I hadn't come on this wild-goose chase."
"You have come," said the elder, "so you had better make the best of it."
"Well, a precious lucky fellow this McAllister will be, if he exists. Why, Dunmorton Castle with its woods must be worth half a million sterling."
"Umph!" said the old man. "There is a condition."
"Yes, yes, but not a very dreadful one. Still, I'm not sure that I'd like to marry Lady Janet myself."
"My young friend, your speculation on the subject is idle, for you will never get the chance."
"Well, it doesn't matter," said his young friend philosophically, and with a sentimental air, "my heart is another's."
"Ah, indeed! And who may the un--" (he had nearly said unfortunate, but corrected himself in time) "fortunate damsel be?"
"Miss Sally Perkins. Yes, she is the girl of my choice. Oh! that I had never crossed the briny ocean, so far away from Clapham and my Sally. The Sunday I broke the news of my departure to her I shall never forget. It was at tea; we were eating shrimps and brown bread and butter. She had just poured out tea, and had eaten only two shrimps, when I told her I was going across the broad Atlantic. She could eat no more shrimps that day. She was overcome."

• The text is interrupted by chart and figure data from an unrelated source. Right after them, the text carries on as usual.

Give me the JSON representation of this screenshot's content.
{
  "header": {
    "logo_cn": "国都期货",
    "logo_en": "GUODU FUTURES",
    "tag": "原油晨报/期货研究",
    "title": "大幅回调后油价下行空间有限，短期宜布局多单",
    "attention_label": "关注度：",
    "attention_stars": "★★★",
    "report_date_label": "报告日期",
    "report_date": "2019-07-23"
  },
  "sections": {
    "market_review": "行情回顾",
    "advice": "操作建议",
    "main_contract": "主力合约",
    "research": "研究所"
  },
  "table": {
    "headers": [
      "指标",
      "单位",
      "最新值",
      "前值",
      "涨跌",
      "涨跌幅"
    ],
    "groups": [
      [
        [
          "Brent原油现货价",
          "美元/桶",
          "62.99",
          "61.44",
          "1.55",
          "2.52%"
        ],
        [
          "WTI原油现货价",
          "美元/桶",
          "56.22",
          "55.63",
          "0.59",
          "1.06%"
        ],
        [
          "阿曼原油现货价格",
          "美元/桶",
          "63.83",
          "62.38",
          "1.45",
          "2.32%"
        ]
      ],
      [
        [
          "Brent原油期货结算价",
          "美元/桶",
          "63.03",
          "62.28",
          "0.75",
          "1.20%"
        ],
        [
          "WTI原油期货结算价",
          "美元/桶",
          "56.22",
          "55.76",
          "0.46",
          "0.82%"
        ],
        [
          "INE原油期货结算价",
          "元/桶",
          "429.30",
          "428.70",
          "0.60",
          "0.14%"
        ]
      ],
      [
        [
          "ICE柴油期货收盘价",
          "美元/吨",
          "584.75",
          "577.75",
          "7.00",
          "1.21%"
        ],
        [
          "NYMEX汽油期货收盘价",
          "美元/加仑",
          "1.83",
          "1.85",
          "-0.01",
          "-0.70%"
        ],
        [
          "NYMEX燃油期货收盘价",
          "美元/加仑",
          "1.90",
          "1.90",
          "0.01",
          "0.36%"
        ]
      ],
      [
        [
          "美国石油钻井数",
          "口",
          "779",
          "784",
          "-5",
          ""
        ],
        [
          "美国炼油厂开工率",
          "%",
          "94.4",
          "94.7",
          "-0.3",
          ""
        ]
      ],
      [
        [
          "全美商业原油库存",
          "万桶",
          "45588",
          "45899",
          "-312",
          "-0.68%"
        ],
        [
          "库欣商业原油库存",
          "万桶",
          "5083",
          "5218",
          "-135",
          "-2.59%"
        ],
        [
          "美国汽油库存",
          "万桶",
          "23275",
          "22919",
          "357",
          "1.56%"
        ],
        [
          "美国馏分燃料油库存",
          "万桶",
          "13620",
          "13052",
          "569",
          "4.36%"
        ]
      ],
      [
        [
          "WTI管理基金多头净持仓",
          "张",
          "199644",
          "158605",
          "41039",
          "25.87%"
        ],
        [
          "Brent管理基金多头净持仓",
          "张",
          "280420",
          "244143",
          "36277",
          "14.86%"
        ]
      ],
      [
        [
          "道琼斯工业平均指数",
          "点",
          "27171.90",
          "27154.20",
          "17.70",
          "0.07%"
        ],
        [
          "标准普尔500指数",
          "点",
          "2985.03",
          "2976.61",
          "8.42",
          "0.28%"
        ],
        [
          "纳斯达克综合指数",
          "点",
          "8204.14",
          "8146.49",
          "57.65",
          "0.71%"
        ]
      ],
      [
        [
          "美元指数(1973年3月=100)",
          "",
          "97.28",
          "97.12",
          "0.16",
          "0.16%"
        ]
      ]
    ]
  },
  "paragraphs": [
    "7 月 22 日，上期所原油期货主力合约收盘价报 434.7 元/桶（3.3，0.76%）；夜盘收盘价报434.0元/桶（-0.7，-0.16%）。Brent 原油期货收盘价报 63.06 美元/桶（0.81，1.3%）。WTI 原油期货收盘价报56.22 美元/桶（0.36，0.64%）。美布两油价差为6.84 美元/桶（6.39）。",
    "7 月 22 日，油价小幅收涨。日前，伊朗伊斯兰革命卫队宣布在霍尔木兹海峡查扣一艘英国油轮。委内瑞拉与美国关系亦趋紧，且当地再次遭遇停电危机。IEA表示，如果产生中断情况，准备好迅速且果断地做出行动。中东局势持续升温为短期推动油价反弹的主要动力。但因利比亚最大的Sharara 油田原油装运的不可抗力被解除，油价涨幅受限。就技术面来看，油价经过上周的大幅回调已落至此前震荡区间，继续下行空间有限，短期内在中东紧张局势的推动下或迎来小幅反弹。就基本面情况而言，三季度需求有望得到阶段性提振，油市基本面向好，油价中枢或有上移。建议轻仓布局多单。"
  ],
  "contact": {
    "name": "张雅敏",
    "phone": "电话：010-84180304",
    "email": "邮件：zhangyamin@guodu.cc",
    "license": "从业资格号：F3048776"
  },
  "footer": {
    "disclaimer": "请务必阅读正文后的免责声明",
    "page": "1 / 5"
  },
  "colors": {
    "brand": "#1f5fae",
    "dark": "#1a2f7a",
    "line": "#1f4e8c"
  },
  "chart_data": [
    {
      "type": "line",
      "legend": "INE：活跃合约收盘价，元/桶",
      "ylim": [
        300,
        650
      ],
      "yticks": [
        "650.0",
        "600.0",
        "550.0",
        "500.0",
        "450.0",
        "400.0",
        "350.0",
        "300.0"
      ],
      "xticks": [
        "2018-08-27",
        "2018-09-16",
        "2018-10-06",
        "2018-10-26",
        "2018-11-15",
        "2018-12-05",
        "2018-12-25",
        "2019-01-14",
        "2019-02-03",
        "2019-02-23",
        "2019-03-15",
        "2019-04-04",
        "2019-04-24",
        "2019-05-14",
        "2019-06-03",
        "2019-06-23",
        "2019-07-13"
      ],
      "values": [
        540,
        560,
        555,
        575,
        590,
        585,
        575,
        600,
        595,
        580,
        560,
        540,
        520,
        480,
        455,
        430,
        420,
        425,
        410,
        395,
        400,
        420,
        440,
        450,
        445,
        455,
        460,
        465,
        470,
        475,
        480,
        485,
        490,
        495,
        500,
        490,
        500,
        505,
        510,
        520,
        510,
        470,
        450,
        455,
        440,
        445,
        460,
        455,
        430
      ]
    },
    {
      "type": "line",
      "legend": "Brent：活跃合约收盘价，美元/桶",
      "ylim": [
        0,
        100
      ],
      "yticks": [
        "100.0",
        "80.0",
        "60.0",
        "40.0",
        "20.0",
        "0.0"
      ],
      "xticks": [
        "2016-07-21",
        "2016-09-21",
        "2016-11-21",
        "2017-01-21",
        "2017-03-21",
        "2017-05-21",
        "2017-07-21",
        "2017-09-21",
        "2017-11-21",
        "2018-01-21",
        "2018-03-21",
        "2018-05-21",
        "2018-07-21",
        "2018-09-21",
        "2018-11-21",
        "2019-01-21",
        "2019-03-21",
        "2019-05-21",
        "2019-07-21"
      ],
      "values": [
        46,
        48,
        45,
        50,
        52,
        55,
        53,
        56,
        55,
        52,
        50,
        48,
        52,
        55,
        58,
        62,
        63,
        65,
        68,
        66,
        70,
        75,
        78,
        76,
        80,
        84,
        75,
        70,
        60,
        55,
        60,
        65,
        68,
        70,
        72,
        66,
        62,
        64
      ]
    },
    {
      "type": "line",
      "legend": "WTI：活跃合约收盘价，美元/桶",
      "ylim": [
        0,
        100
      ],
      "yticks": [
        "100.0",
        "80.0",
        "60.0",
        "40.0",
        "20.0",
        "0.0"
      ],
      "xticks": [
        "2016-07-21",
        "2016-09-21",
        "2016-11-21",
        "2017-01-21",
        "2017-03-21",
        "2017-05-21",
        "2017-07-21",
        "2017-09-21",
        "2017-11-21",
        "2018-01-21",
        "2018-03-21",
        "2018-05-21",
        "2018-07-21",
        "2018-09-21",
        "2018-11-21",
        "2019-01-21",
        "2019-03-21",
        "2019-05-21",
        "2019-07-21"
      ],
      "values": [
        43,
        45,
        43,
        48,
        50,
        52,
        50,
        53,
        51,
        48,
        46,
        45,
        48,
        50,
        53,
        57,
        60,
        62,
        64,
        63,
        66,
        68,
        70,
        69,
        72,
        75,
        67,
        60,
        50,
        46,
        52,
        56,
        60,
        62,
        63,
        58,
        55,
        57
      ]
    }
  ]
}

"Poor Miss Perkins!" said his companion. "Sure devotion could no further go. She must be very fond of you."
"She is; and I must go back to England."
"You have come, and now I advise you to wait till I return. And, let me tell you that cabling is very expensive just now. You will only waste your money for nothing, and besides will be snubbed for your pains by Lady McAllister."
The speaker who gave this sage advice was a little old man, with a wizened face like parchment. His keen blue eyes had a shrewd twinkle in them, and altogether he gave one the impression that he could see further into a stone wall than most people. He was the confidential lawyer and intimate friend of Lady McAllister, of Dunmorton Castle in Fife, and had served the family for more than forty years.
His companion was a young Londoner, somewhat of the Cockney stamp, by name Thomas Brown, a youth chiefly celebrated for his immense estimation of his own capabilities.
The two men had arrived a week before by one of the mail steamers, and had, in accordance with Lady McAllister's commands, visited nearly every churchyard in the district to discover the name of McAllister.
Hitherto this had been a thankless task. Now, dispirited and fatigued, they were leaning upon the rough wooden fence which divided the burying ground of Father Point church from the road. This church, dedicated to the Good St. Anne, had been built by the pious efforts of pilots on the ships plying the River St. Lawrence and the Gulf. It was intended to be a thankful recognition to their patron saint for their deliverance from the perils of the deep.
And the church had become a noted place for pilgrimages. Indeed, it was said that miraculous cures were effected by the agency of a sacred relic of St. Anne, and many a sufferer was brought here in the hope that, by performing his devotions at the shrine of St. Anne, he would be cured of his maladies.
There was something very pathetic about the lonely little churchyard of Father Point, with its borders of overgrown raspberry bushes straggling in untidy clusters round the graves. At one end of the ground were five graves, marked each by plain wooden crosses, painted a dull black, with the Christian names in white of those who slept beneath. These rough crosses marked the resting-places of the good nuns, who had spent their lives working in this part of the country. All that is left to serve as remembrance of their struggles, their trials, their brief glimpses of happiness, are these wooden crosses, from which the rain of a few autumn days effaced even the names of those who labored so long and faithfully.
This evening everything is very calm and still, and the peace of nature is only disturbed by the tinkling of the bells on the necks of the cattle as they are driven home by the French Canadian cow-herds. A silence seems to have settled over the whole face of nature. Presently, however, from the open windows of the church comes a song, faint at first, but swelling louder and stronger, on the evening breeze:
"Maria, Maria, ora pro nobis, Ora, ora pro nobis, Sancta Maria."
It is the evening hymn of the curé and his acolytes pealing out on the still evening air. Higher and higher one treble voice goes like the cry of a soul in agonized entreaty:
"Maria, Maria, Sancta Maria, Ora, ora pro nobis."